- Born: Dawn Caroline Harper March 1963 (age 62)
- Occupation(s): General Practitioner, Television presenter
- Television: Embarrassing Bodies This Morning Born Naughty?
- Children: 3
- Website: www.drdawn.com

= Dawn Harper (doctor) =

British doctor and television presenter

Dawn Caroline Harper (born March 1963), known professionally as Dr Dawn Harper, is an English doctor, media personality and television presenter known for co-presenting the Channel 4 television series Embarrassing Bodies. She works as a part-time GP in Stroud, Gloucestershire and runs several private clinics.

==Early life and career==
Harper was born in March 1963. She attended the Royal High School, Bath, where she excelled at languages and science; she then spent a gap year working with the event rider Mary King.

==Career==
Harper trained as a doctor at Charing Cross and Westminster Medical School.

Harper is a part-time GP in Stroud, Gloucestershire, working for a time under her married name of Isaacs.

===Television===
Harper appeared on the Channel 4 series Embarrassing Bodies and Embarrassing Bodies: Live from the Clinic, alongside Pixie McKenna and Christian Jessen. She also appears regularly on This Morning as a medical expert. Harper gives medical advice on Woman's Hour on BBC Radio 4.
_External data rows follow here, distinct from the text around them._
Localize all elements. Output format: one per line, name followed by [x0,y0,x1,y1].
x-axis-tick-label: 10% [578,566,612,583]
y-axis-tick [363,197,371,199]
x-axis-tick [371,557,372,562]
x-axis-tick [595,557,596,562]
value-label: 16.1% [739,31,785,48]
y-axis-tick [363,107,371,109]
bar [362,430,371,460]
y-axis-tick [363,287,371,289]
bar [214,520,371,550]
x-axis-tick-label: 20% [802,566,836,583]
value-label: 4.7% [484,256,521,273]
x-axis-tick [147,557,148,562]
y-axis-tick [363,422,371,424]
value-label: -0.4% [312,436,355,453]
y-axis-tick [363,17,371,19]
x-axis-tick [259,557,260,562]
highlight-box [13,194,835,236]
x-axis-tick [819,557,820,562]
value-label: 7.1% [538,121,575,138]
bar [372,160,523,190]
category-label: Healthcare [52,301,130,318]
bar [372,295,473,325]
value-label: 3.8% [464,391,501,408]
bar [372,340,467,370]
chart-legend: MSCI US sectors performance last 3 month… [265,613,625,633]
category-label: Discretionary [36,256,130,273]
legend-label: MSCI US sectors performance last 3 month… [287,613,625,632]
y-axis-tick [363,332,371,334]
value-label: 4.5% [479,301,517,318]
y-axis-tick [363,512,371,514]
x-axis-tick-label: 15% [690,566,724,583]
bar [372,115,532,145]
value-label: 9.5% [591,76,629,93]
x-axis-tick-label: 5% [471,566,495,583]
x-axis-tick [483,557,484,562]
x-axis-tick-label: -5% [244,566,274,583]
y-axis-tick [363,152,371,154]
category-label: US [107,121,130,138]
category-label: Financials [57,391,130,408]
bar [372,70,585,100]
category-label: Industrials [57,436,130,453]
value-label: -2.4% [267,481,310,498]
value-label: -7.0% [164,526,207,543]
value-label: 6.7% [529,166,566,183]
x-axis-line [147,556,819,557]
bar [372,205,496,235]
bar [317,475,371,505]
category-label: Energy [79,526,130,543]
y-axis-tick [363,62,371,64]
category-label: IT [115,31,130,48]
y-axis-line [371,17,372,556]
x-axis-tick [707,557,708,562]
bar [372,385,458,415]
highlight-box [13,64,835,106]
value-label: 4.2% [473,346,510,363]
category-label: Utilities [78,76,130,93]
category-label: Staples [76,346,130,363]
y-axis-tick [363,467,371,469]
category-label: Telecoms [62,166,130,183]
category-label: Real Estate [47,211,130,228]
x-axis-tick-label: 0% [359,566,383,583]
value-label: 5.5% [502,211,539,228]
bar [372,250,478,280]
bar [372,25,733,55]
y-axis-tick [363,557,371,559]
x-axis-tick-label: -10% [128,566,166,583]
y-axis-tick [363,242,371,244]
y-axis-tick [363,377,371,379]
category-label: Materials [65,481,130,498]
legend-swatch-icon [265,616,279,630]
Harper has made guest appearances on shows including 10 O'Clock Live, The Gadget Show and The Wright Stuff. She also appeared on Channel 4's Paralympics Breakfast Show and a special Paralympic edition of The Million Pound Drop. In October 2014, Harper took part in a Children in Need episode of The Great British Sewing Bee on BBC Two.
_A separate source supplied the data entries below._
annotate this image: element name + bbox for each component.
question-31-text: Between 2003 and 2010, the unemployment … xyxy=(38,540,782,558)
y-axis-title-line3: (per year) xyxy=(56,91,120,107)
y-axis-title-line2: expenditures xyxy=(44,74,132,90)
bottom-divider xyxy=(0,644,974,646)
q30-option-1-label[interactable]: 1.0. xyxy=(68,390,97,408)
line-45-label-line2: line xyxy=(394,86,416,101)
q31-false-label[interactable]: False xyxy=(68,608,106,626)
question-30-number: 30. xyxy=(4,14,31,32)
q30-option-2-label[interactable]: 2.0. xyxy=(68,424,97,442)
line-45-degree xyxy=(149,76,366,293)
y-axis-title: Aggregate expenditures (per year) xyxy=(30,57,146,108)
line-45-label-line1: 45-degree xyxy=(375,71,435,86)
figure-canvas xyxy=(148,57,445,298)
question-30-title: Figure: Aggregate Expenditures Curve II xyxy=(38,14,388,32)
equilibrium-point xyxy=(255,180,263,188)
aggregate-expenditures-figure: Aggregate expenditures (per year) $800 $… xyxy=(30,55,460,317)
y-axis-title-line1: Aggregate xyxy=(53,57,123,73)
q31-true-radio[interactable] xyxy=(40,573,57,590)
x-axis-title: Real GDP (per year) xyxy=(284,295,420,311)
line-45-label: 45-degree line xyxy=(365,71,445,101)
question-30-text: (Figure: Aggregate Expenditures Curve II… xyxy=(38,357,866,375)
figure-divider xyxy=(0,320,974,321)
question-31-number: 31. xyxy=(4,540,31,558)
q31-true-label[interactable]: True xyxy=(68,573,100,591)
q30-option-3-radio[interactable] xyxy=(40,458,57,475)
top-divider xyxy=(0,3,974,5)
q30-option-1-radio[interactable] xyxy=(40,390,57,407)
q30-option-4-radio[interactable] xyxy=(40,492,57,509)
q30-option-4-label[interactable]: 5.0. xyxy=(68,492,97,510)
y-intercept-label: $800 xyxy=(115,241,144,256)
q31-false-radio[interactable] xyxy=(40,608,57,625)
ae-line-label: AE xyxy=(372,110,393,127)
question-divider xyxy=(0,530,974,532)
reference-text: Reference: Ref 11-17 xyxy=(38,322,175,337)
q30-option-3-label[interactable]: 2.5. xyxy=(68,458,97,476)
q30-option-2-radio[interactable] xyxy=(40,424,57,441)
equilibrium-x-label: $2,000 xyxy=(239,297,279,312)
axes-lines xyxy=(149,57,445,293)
Dawn co-presented Born Naughty?, a four-part series for Channel 4 alongside Ravi Jayaram. The series began on 14 May 2015.

===Writing===
Harper has written for several publications, including Mother and Baby magazine and Healthy Food Guide. In 2007, a book titled Dr. Dawn's Health Check was published by Mitchell Beazley.

==Personal life==
Harper has three children. She was injured in a road accident in 2003 and took two years to recover.